I believe having a dwarf for this genus given the smaller size trunks, small leaves especially would be why dwarf as Robert mentioned is important.
What is the name of the exact species since you’re around the nursery? You will be able to tell soon enough anyway...they don’t mind summer work.
Question is, if you got them now, could you chop to that lowest branch right now?
The double trunk I’d pass on either way.
They are still dormant, would it be ok to chop that lowest branch right now? When I do decide to cut the lowest branch should I leave a nub, then cut with knob cutter later?
@Bonsai Nut I appreciate your insight, sounds like I should pass on these trees.

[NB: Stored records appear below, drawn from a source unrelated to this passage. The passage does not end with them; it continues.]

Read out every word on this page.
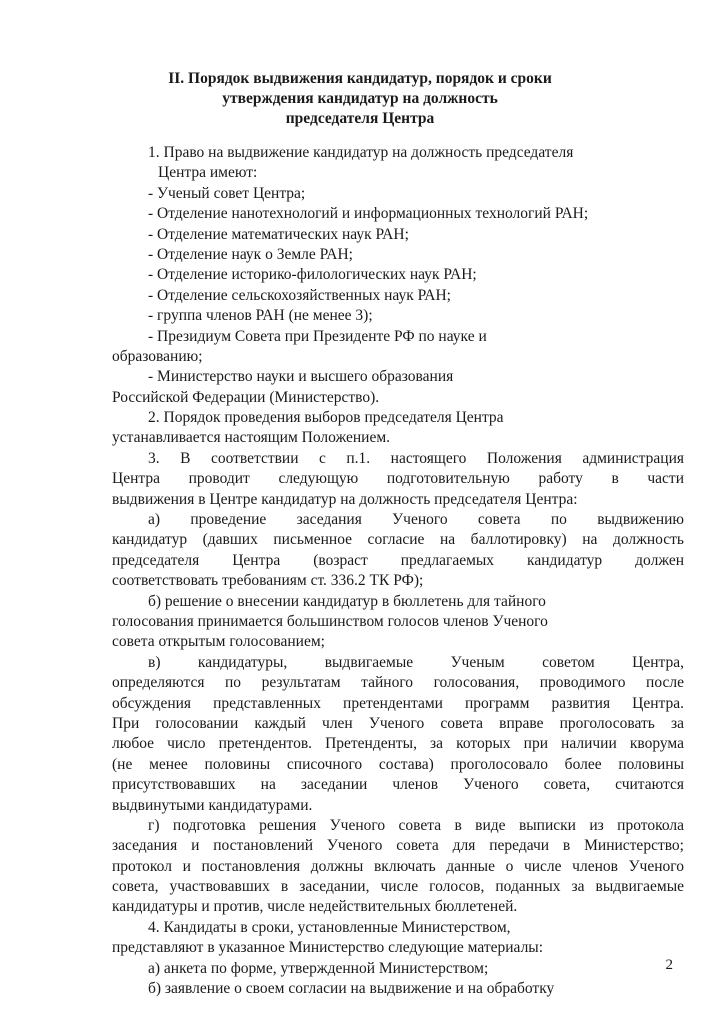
II. Порядок выдвижения кандидатур, порядок и сроки
утверждения кандидатур на должность
председателя Центра
1. Право на выдвижение кандидатур на должность председателя
Центра имеют:
- Ученый совет Центра;
- Отделение нанотехнологий и информационных технологий РАН;
- Отделение математических наук РАН;
- Отделение наук о Земле РАН;
- Отделение историко-филологических наук РАН;
- Отделение сельскохозяйственных наук РАН;
- группа членов РАН (не менее 3);
- Президиум Совета при Президенте РФ по науке и
образованию;
- Министерство науки и высшего образования
Российской Федерации (Министерство).
2. Порядок проведения выборов председателя Центра
устанавливается настоящим Положением.
3. В соответствии с п.1. настоящего Положения администрация
Центра проводит следующую подготовительную работу в части
выдвижения в Центре кандидатур на должность председателя Центра:
а) проведение заседания Ученого совета по выдвижению
кандидатур (давших письменное согласие на баллотировку) на должность
председателя Центра (возраст предлагаемых кандидатур должен
соответствовать требованиям ст. 336.2 ТК РФ);
б) решение о внесении кандидатур в бюллетень для тайного
голосования принимается большинством голосов членов Ученого
совета открытым голосованием;
в) кандидатуры, выдвигаемые Ученым советом Центра,
определяются по результатам тайного голосования, проводимого после
обсуждения представленных претендентами программ развития Центра.
При голосовании каждый член Ученого совета вправе проголосовать за
любое число претендентов. Претенденты, за которых при наличии кворума
(не менее половины списочного состава) проголосовало более половины
присутствовавших на заседании членов Ученого совета, считаются
выдвинутыми кандидатурами.
г) подготовка решения Ученого совета в виде выписки из протокола
заседания и постановлений Ученого совета для передачи в Министерство;
протокол и постановления должны включать данные о числе членов Ученого
совета, участвовавших в заседании, числе голосов, поданных за выдвигаемые
кандидатуры и против, числе недействительных бюллетеней.
4. Кандидаты в сроки, установленные Министерством,
представляют в указанное Министерство следующие материалы:
а) анкета по форме, утвержденной Министерством;
б) заявление о своем согласии на выдвижение и на обработку
2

Because crapes have largish leaves, they work better as larger scale bonsai. These trees all look pretty small - given the general availability of crape myrtles in landscape gardening nurseries for not very much $$$. I personally wouldn't mess with one unless I could find one with a 4" trunk at the nebari at the minimum. Otherwise you will be spending a ton of time pruning and managing cut scars, and end up with a small tree regardless.
They will bud back - everywhere - and heal cut scars amazingly fast. The biggest challenge is keeping the foliage small while getting it to bloom. You can keep the foliage small by defoliation - but then it will never bloom (crapes only bloom on new growth). If you let it run so you can get blooms, you will get leggy growth with long internodes, and large leaves.